After an historic day of worldwide civil disobedience, it was time to wind down, appreciate what is profound and enduring, and contemplate what may be a very difficult future for all of the arts. While I am not necessarily attributing this sentiment to the performing artists, there was a palpable vibe throughout Duke University’s Baldwin Auditorium awaiting the start of the program.   

Duke Performances is now a co-sponsor with the Chamber Arts Society of Durham in this Chamber Arts Series, and tonight’s presentation was a unique and welcome variation on what may be referred to as a “piano trio.” Instead of the usual piano, violin, cello lineup, we had pianist Inon Barnatan, cellist Alisa Weilerstein and clarinetist Anthony McGill performing two staples of this repertoire as well as a major newly commissioned work for this ensemble.

This is truly an all-star cast. In fact, the ensemble has no real name itself and just goes by the somewhat long and cumbersome listing of their last names. Thus, the unprecedented bio information that covers nearly seven full pages of the program! Suffice it to say that these three artists are universally recognized masters of their instruments; each holds numerous honors, competition wins, and appointments with multiple music conservatories, festivals, and orchestras.

There is a school of musical thought that the works of the very young Beethoven are nearly indistinguishable from Mozart or Haydn. While that, of course, is certainly debatable, a prime example of that opinion would be his Clarinet Trio in B-flat, Op. 11. Written in Vienna in 1797, a trio for clarinet, cello and piano was an unusual combination although during this period Beethoven wrote a great deal of chamber music featuring wind instruments. This trio does provide the alternate use of violin for the clarinet part. This very bright and sprightly work is firmly entrenched in the classic Classical Style and is worlds away from the profundity and spirituality of his late chamber music. One departure from most of the chamber music of that period is that there is no real “featured” instrument. All three players have their moments to shine and are more or less equally represented. Pianist Barnatan displayed a remarkable economy of movement as he executed a sparkling technique that never overtook the others, but if you concentrated on him, you were quite dazzled. Cellist Weilerstein had a lovely soloistic part in the opening of the Adagio and displayed a full-bodied sultry tonal palette.

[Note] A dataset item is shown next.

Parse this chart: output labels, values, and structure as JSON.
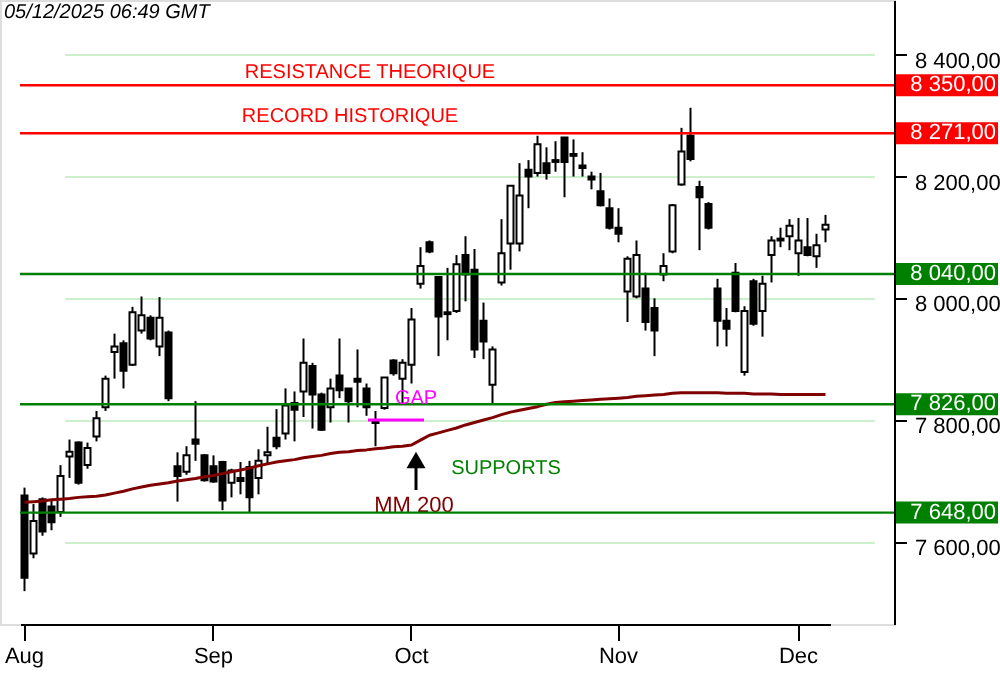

Clarinetist McGill had a wonderfully nuanced burnished tone that almost made you feel the woodiness of the instrument. If anything, he sounded a bit too reserved, but that could have been because I was sitting on the other side of where the bell of his instrument faced, and that could make a big difference to the listener. This trio is a somewhat overlooked gem that personifies the joys of ensemble playing, particularly in the finale set of variations.

As is often the case, any contemporary piece on a program is usually sandwiched between the old comfortable sweater ones, so the audience doesn’t flee en masse after intermission. Tonight, it was the five-movement work short stories by Joseph Hallman (b. 1979). Weilerstein introduced this work of her Curtis Institute classmate that was commissioned by this trio of musicians and made its world premiere just three days earlier at Princeton University. It is interesting to note that unlike the very long program notes of the other two works, while the composer Hallman himself wrote some notes, they were very brief and basically say to the listener to imagine your own stories of the very evocative movement names such as “familial memories at a funeral,” “regret is for the weak,” or “the path of the curve.”

Even by standards of modern composition, this is an extraordinarily rhythmically complex piece that the three players performed with remarkable ease and assurance. Description of this fairly long work, taken one movement at a time, is nearly impossible but I can enthusiastically say that this is a rare first-time hearing of a new work that immediately and totally drew me in. The remarkable craftsmanship and poetic beauty blends with the extreme technical artistry needed to carry this off and makes it a unique listening experience that had me transfixed.

Clarinetists justifiably take pride in the fact that although in 1891 Johannes Brahms declared in his will that he was done composing, it was a clarinet player who made him a liar and inspired him in his last years to compose four stunning masterpieces featuring the clarinet. The Clarinet Trio in A minor, Op. 114 was the first of these, and it was premiered, along with the even more renowned Clarinet Quintet, in Berlin in December, 1891. This somewhat standard four-movement work is the epitome of what is sometimes referred to as Brahms’ “autumnal” works. This is reserved, inward-looking music that mostly eschews any fireworks or even hints of extroversion. McGill’s plaintive, sensitive playing gives one the impression that every note played is a paradox of clear memory and long forgotten images. It was the most perfect representation of wistfulness in music that I had ever heard. I’m not generally someone who ascribes to the “young musicians cannot really portray maturity in their playing,” but this performance permeated the hall with such a sense of all the good and bad that goes into a life, that it is hard to imagine just prodigious technique being sufficient. Like a well-done prayer, this had solemnity and joy in equal measure. Glad that there was no encore to break the spell.